Two Minnesota fishermen made an unexpected discovery under the Mississippi river this week when Sonar technology led them to say the authorities could be a break in a cold decades.
Brody Loch, one of the fishermen, told CNN Affilié Wcco that he had spotted a car in the river using his Sonar apparatus last weekend. Three days later Wednesday, the divers located the vehicle and found human remains inside, Stearns County Stear Stear Stear Stear Stear Stear.
“It was 100% luck, if my boyfriend would not have caught this golden, we would have continued to float (the river) and would never have found it,” Loch on Wcco told.
Soyka said he feared that the car, a Buick from the 1960s, could separate if it had rose to the surface, given the duration of the vehicle.
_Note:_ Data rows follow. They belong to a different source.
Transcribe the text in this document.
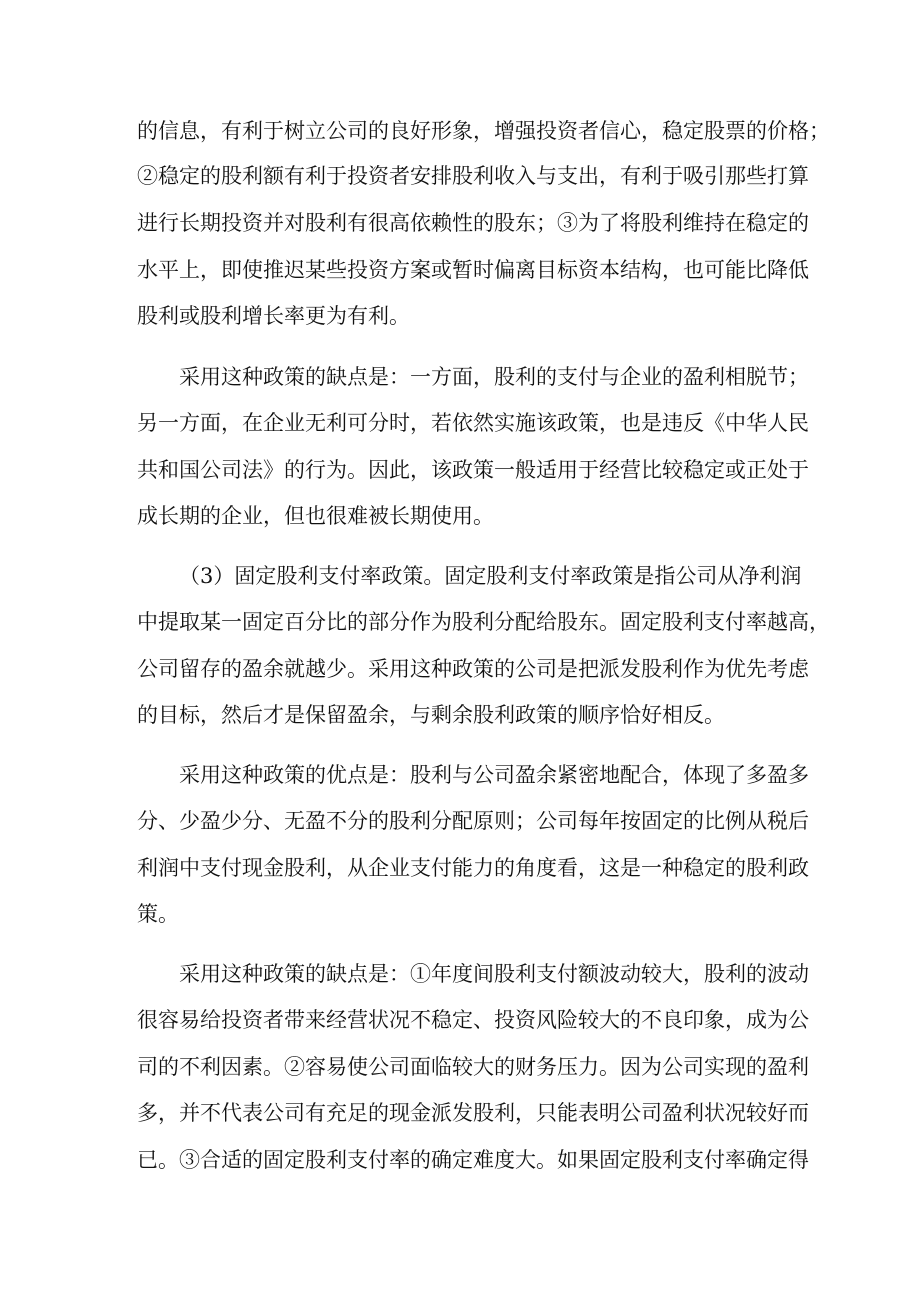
的信息，有利于树立公司的良好形象，增强投资者信心，稳定股票的价格；
②稳定的股利额有利于投资者安排股利收入与支出，有利于吸引那些打算
进行长期投资并对股利有很高依赖性的股东；③为了将股利维持在稳定的
水平上，即使推迟某些投资方案或暂时偏离目标资本结构，也可能比降低
股利或股利增长率更为有利。
采用这种政策的缺点是：一方面，股利的支付与企业的盈利相脱节；
另一方面，在企业无利可分时，若依然实施该政策，也是违反《中华人民
共和国公司法》的行为。因此，该政策一般适用于经营比较稳定或正处于
成长期的企业，但也很难被长期使用。
（3）固定股利支付率政策。固定股利支付率政策是指公司从净利润
中提取某一固定百分比的部分作为股利分配给股东。固定股利支付率越高，
公司留存的盈余就越少。采用这种政策的公司是把派发股利作为优先考虑
的目标，然后才是保留盈余，与剩余股利政策的顺序恰好相反。
采用这种政策的优点是：股利与公司盈余紧密地配合，体现了多盈多
分、少盈少分、无盈不分的股利分配原则；公司每年按固定的比例从税后
利润中支付现金股利，从企业支付能力的角度看，这是一种稳定的股利政
策。
采用这种政策的缺点是：①年度间股利支付额波动较大，股利的波动
很容易给投资者带来经营状况不稳定、投资风险较大的不良印象，成为公
司的不利因素。②容易使公司面临较大的财务压力。因为公司实现的盈利
多，并不代表公司有充足的现金派发股利，只能表明公司盈利状况较好而
已。③合适的固定股利支付率的确定难度大。如果固定股利支付率确定得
But when the investigators took out the river buick, “surprisingly, it appeared quite intact,” he said.
After working with a local towing company to remove the car from the water, the investigators then corresponded to the identification number of the car vehicle to Roy Benn, disappeared in September 1967, according to a press release from the Sheriff.
The native of Sauk Rapids, Minnesota, was last seen in the driving of a Buick Electra in metallic blue of 1963, according to a bulletin of the missing person of Minnesota Bureau of Criminal Apprehension.
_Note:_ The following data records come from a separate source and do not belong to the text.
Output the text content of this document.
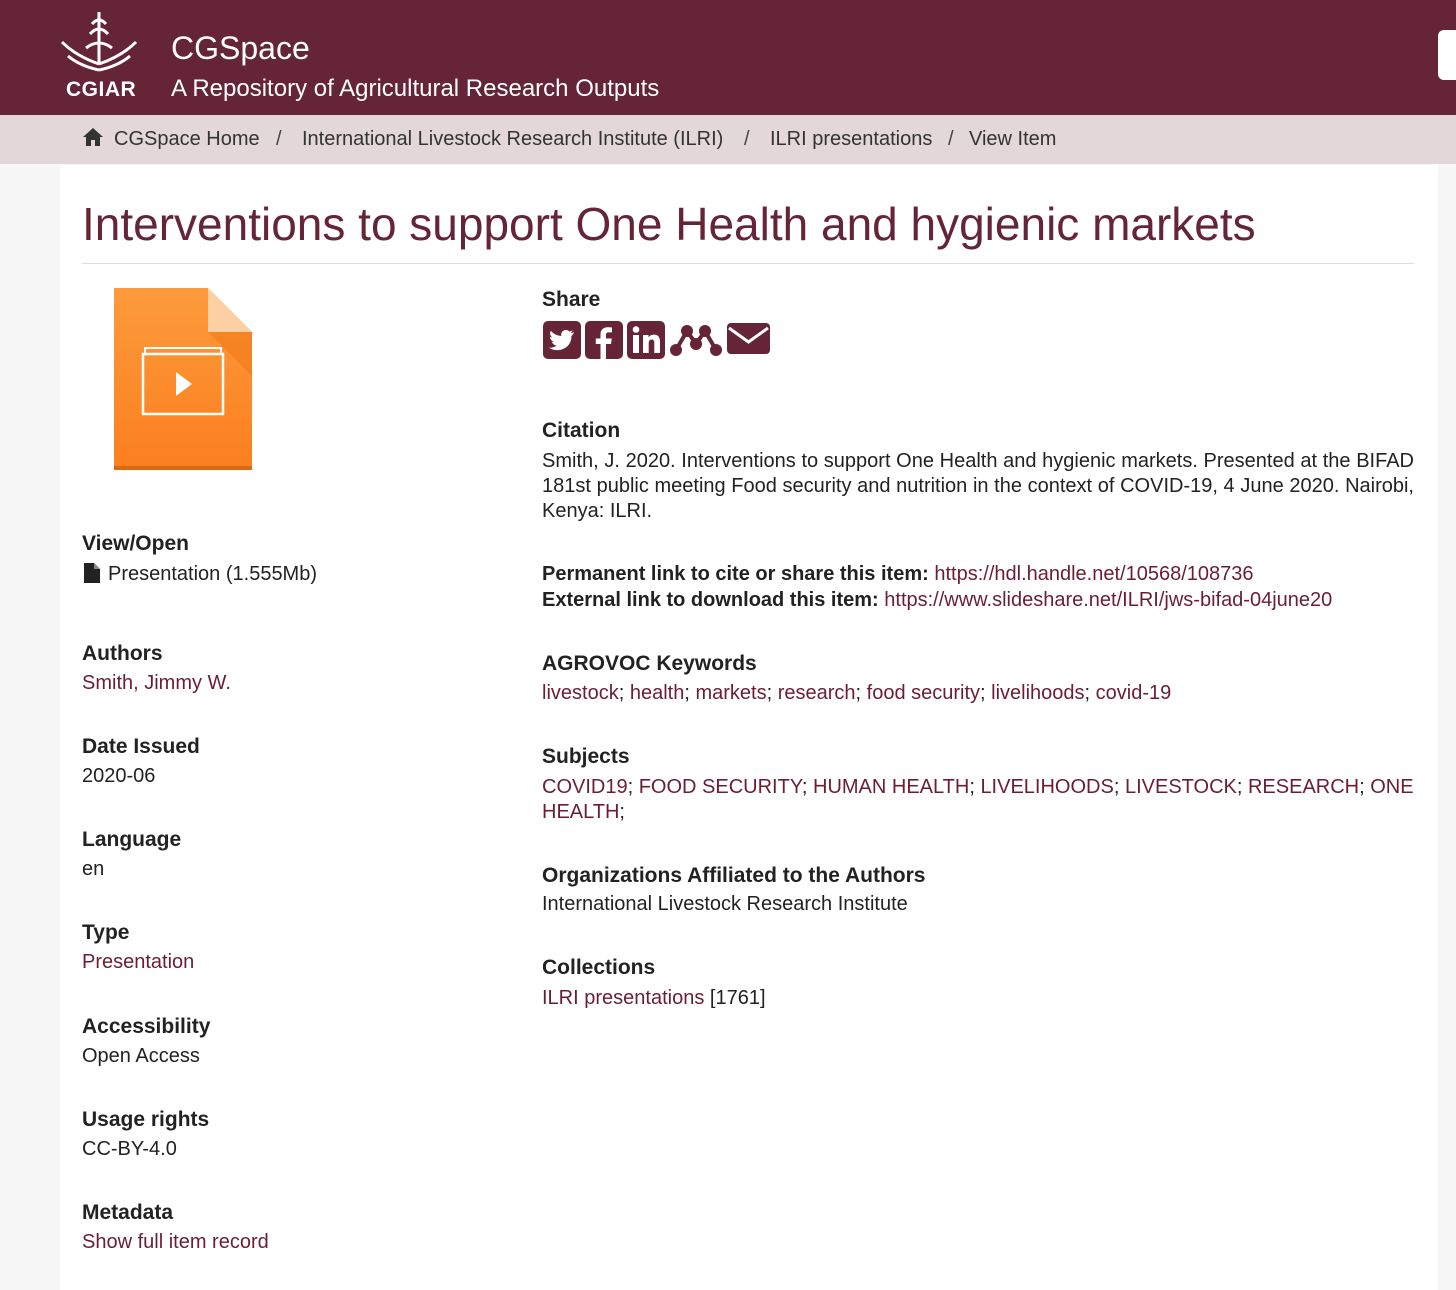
CGIAR
CGSpace
A Repository of Agricultural Research Outputs
CGSpace Home / International Livestock Research Institute (ILRI) / ILRI presentations / View Item
Interventions to support One Health and hygienic markets
View/Open
Presentation (1.555Mb)
Authors
Smith, Jimmy W.
Date Issued
2020-06
Language
en
Type
Presentation
Accessibility
Open Access
Usage rights
CC-BY-4.0
Metadata
Show full item record
Share
Citation
Smith, J. 2020. Interventions to support One Health and hygienic markets. Presented at the BIFAD 181st public meeting Food security and nutrition in the context of COVID-19, 4 June 2020. Nairobi, Kenya: ILRI.
Permanent link to cite or share this item: https://hdl.handle.net/10568/108736
External link to download this item: https://www.slideshare.net/ILRI/jws-bifad-04june20
AGROVOC Keywords
livestock; health; markets; research; food security; livelihoods; covid-19
Subjects
COVID19; FOOD SECURITY; HUMAN HEALTH; LIVELIHOODS; LIVESTOCK; RESEARCH; ONE HEALTH;
Organizations Affiliated to the Authors
International Livestock Research Institute
Collections
ILRI presentations [1761]
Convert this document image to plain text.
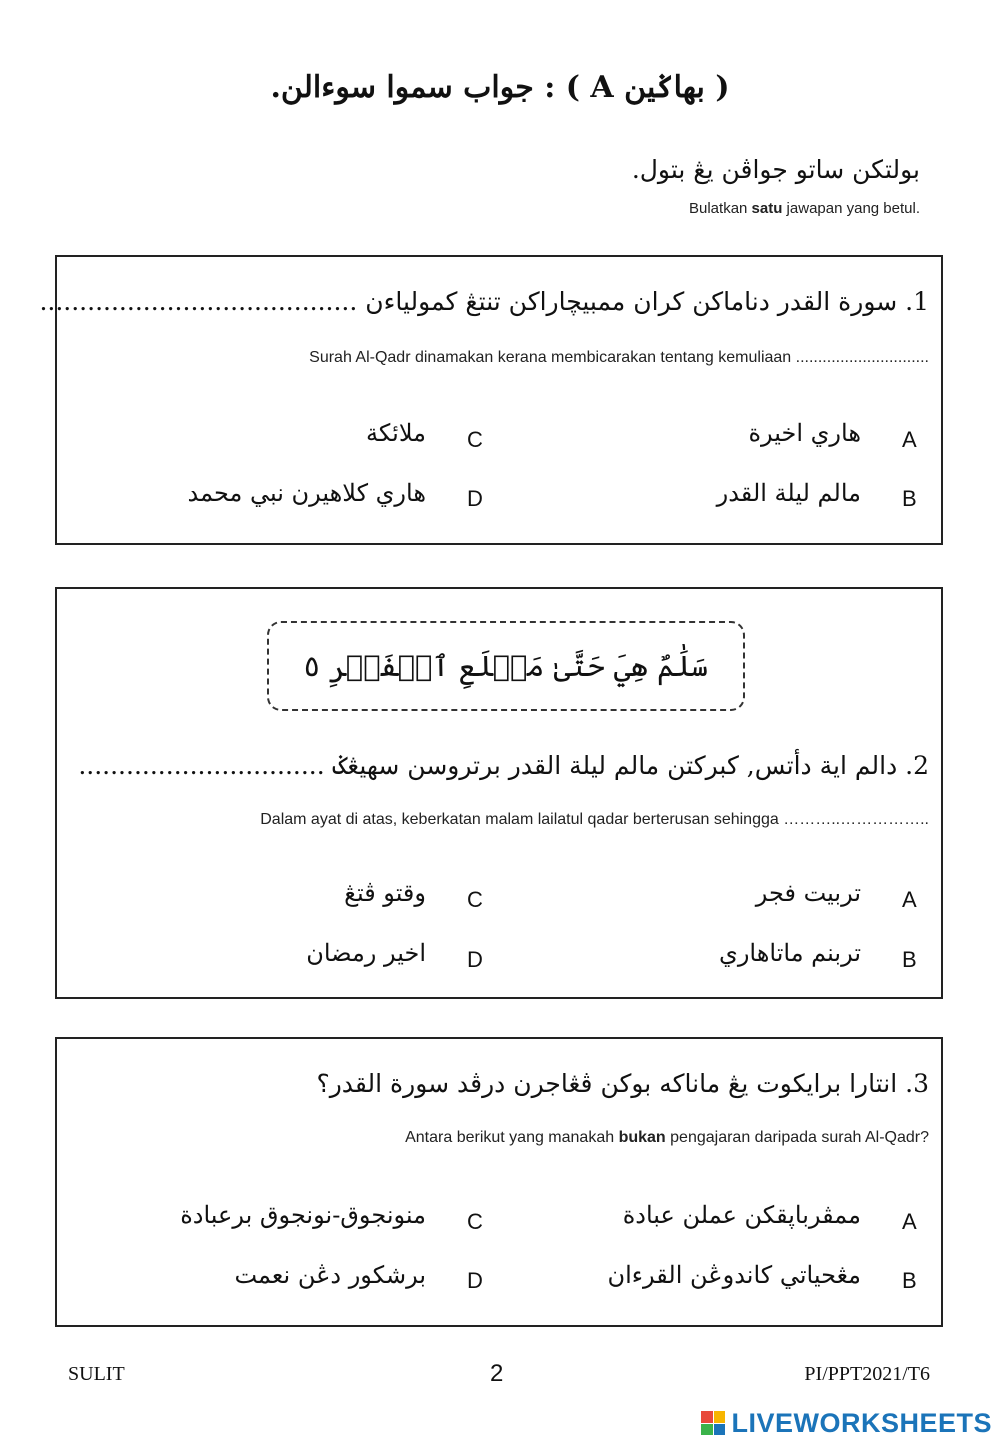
( بهاݢين A ) : جواب سموا سوءالن.
بولتکن ساتو جواڤن يڠ بتول.
Bulatkan satu jawapan yang betul.
1. سورة القدر دناماکن کران ممبيچاراکن تنتڠ کمولياءن ........................................
Surah Al-Qadr dinamakan kerana membicarakan tentang kemuliaan ..............................
A
هاري اخيرة
B
مالم ليلة القدر
C
ملائكة
D
هاري کلاهيرن نبي محمد
سَلَٰمٌ هِيَ حَتَّىٰ مَطۡلَعِ ٱلۡفَجۡرِ ٥
2. دالم اية دأتس, کبرکتن مالم ليلة القدر برتروسن سهيڠݢ ...............................
Dalam ayat di atas, keberkatan malam lailatul qadar berterusan sehingga ………..……………..
A
تربيت فجر
B
تربنم ماتاهاري
C
وقتو ڤتڠ
D
اخير رمضان
3. انتارا برايکوت يڠ ماناکه بوکن ڤڠاجرن درڤد سورة القدر؟
Antara berikut yang manakah bukan pengajaran daripada surah Al-Qadr?
A
ممڤرباڽقکن عملن عبادة
B
مڠحياتي کاندوڠن القرءان
C
منونجوق-نونجوق برعبادة
D
برشکور دڠن نعمت
SULIT	2	PI/PPT2021/T6
LIVEWORKSHEETS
“Based on human remains, the items found in the car and the verification of the vehicle wine number, the Sheriff’s (local) offices believe that it is Mr. Benn,” said Stearns County Sheriff’s office in the press release.
Benn would have “brought a large sum of money during his last view,” according to the office.
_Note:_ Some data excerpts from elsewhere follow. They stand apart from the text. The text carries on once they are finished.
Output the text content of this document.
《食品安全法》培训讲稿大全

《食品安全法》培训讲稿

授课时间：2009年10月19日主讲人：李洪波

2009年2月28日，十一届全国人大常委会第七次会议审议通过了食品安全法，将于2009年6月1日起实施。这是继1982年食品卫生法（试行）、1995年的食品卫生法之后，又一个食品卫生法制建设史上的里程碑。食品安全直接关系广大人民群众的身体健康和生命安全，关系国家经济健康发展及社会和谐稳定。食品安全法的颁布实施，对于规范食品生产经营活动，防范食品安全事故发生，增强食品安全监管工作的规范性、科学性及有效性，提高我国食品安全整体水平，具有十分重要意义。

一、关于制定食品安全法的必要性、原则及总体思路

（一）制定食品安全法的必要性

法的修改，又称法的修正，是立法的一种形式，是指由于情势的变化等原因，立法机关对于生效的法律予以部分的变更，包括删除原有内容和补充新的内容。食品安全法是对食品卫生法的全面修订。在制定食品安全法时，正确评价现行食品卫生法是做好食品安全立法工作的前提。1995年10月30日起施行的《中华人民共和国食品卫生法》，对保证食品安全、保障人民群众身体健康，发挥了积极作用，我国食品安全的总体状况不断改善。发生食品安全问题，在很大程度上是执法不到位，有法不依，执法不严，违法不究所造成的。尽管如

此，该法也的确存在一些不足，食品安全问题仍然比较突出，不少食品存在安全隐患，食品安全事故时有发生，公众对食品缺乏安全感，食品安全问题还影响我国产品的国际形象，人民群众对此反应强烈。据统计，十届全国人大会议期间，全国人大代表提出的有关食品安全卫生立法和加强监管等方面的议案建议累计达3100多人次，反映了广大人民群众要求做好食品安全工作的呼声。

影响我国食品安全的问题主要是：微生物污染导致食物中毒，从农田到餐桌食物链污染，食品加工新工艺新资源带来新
Benn’s search continued months after his disappearance and, during the more than five decades later, he was last seen.
The archives of St. Cloud Daily Times examined by CNN highlighted the man who disappeared without a trace almost 60 years ago after being seen dinner earlier during the day at the King’s Supper Club north of Sartell, Minnesota.
Benn, 59 at the time of his The disappearance was a businessman and owner of the St. Cloud Appliance Repair Service whose woman died the previous year, said St. Cloud Daily Times.
His brother, Walter Benn, worked with law enforcement officials following the disappearance of Roy, while the investigators chased tracks that have never resolved the case.
The sheriff of the county of Benton, Troy Heck, whose department has been responsible for investigating the case of the who disappeared from Roy Benn since his disappearance, said that CNN investigators from his office had taken tracks over the years – but none has been “extinguished”.
Walter Benn prepared His brother’s personal property for sale during an auction in 1968, according to the archives of St. Cloud Daily Times.
Roy Benn was legally declared dead in 1975, eight years after his disappearance, according to the archives of St. Cloud Daily Times.
The Benton County Sheriff’s Office is in the lead The investigation for the case and the remains found in the Buick were sent to a doctor’s office for examination.
Heck warned that “some of the typical techniques that our partners, the medical forensic office, would use to identify will not be really effective” due to the duration of the period when the body was underwater.
“We think there is a strong indication that it will be the vehicle of Roy Benn, and it is probably his remains,” said Heck.
Heck added that Roy Benn the closest parent was informed of the discovery. The department had previously contacted them to obtain family DNA.
“We are just grateful that we probably had the break we needed to close this family,” said Heck.